Multivariate statistics can be used to better understand the structure of large data sets, typically customer-related data.

Suppose you have a large amount of data about your customers (preferences, degree of satisfaction, expectations, dislikes etc…), and a large number of variables you need to analyze.

Your data might seem somewhat chaotic at first, and you might consider the use of many different types of graphs to better understand the overall data structure. But a large number of variables makes it very difficult to obtain the full picture in only a few graphs. At this point, you need to use some more powerful statistical tools, such as the multivariate techniques.

I'll focus here on Principal Component Analysis (PCA) to analyze a large dataset. Multivariate techniques are very useful when you need to summarize many variables into a smaller number of variables (i.e., reduce the number of dimensions) to simplify the analysis of a dataset and better understand how variables may be grouped.

**The Tour de France**

A few years ago Minitab organized a “Tour de France,” with events taking place in various places and cities around France. We presented new features of Minitab Statistical Software to audiences of customers and potential customers. Afterwards, we asked attendees to fill in evaluation forms.

We wanted to understand whether we had different profiles of attendees (and if so, what were they?). We also wanted to identify the attendees' most important expectations, and see if some of the questions were redundant (and therefore highly correlated). We posed more than ten questions to 115 attendees, who responded with a Yes (1) or a No (0). I then performed a principal component analysis (PCA) on the results.

## Principal Component Analysis

The graph below is a Loading Plot from a principal component analysis. Lines that go in the same direction and are close to one another indicate how the variables may be grouped. In this diagram, the first component in the horizontal direction is a summary of the variables. These variables have been grouped together as they are closely associated/correlated from a statistical point of view.

The first component (in the horizontal direction) is the most important one: these attendees came to get more information (about training, Minitab and Engage), and these three variables are strongly correlated.

Some attendees had more “social” interests (Meet users or Minitab employees, willingness to attend to other events, learn about why using Engage), and these variables were also strongly correlated. So we see evidence for two types of attendee expectations: Get more information (“Info”) and Meet other professionals (“Social expectations”).

Let's now consider the second component (in the vertical direction) and the two variables that are closely associated with it: Learn about software and Why use Minitab. The second component summarizes these two variables. It also helps us differentiate between the “Info” variables and the more “Social” ones.
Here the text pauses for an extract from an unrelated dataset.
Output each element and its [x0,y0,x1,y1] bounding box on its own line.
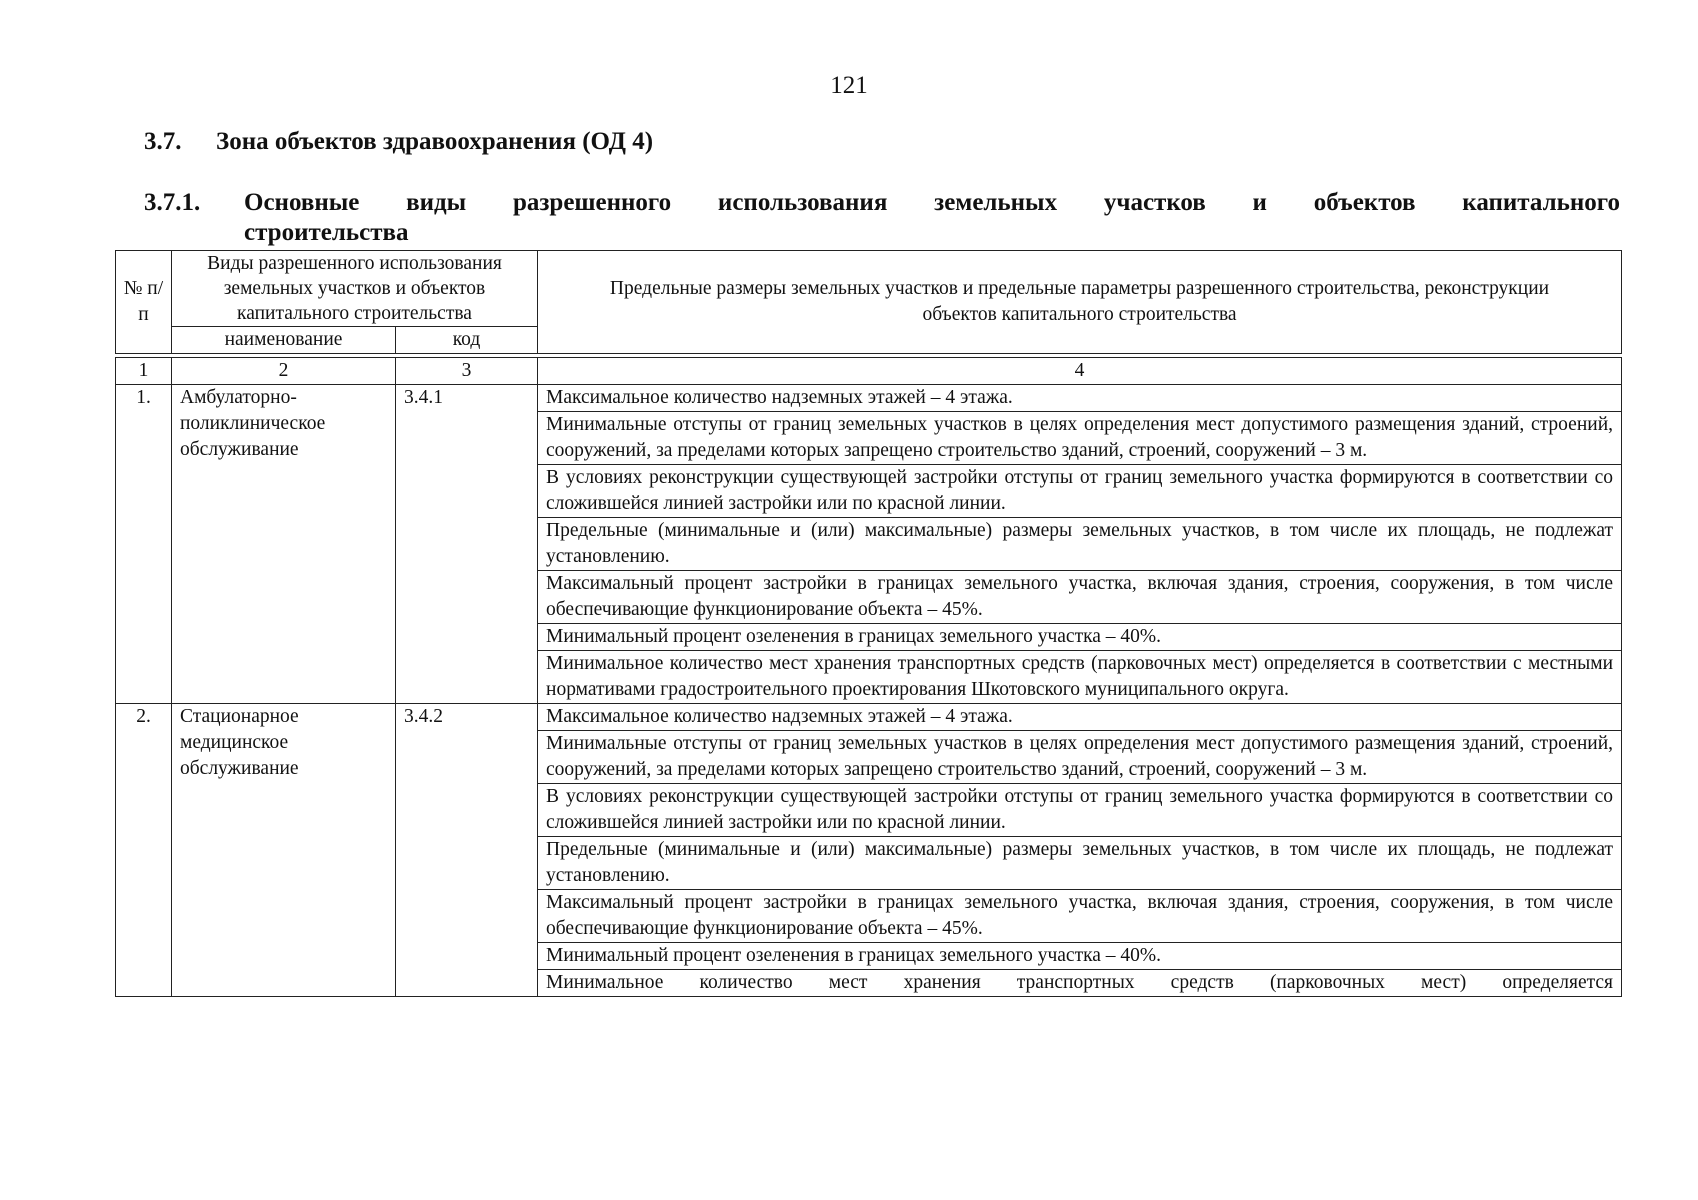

We therefore have three different types of expectations : Get more Info (three variables), which is somewhat correlated (same direction) with more “Social” expectations (four variables), and then -- completely uncorrelated to the previous expectations -- we find more “Technical” requests (Learn about software, Why use Minitab: two variables).

The ten variables were later summarized into only two components (in the graph below), and these variables have been distributed into three different groups : Get more Info, “Social” interests and “Technical” expectations. Thanks to this multivariate analysis, we can better understand the expectations of the attendees.

A Cluster analysis (another multivariate technique) has been used to distribute the attendees into three coherent groups according to the First component and the Second component. A clustering analysis seeks to minimize the differences *within *groups (for greater cohesiveness) while maximizing the differences *between *groups.

Compare the Loading plot to the Score plot: the black points (in the upper left corner) tend to represent attendees that are interested in more “Technical” issues, whereas the green points represent attendees that are interested in getting more info and they also have “Social” interests. The last group, with red points (in the lower left corner), are more neutral with no major, well-defined interest.

So we've identified three different attendee profiles, and the Score Plot in Minitab is helpful to show how a particular individual is positioned when considering the main variables (by using the brushing functionality in Minitab, for example).

Finally, in the Score plot below, we have displayed the professional positions of the attendees according to the two main PCA components. Master Black Belts (the violet triangles) are positioned in the lower right corner, they seem to have more “Social” expectations from such meetings, whereas engineering professionals tend to be positioned in the upper left corner, with more “Technical” expectations. The other professional groups tend to be spread over a large area, making it difficult to define a clear behavior.

Thanks to this Principal Component Analysis we now have a much better view of what different groups of attendees expect from us. The way in which variables are grouped, according to correlations, makes sense from a logical point of view.

This type of multivariate statistical analysis can be used in many different contexts. Although this approach is computationally intensive, the graphs in Minitab make it easier to understand the structure of your data.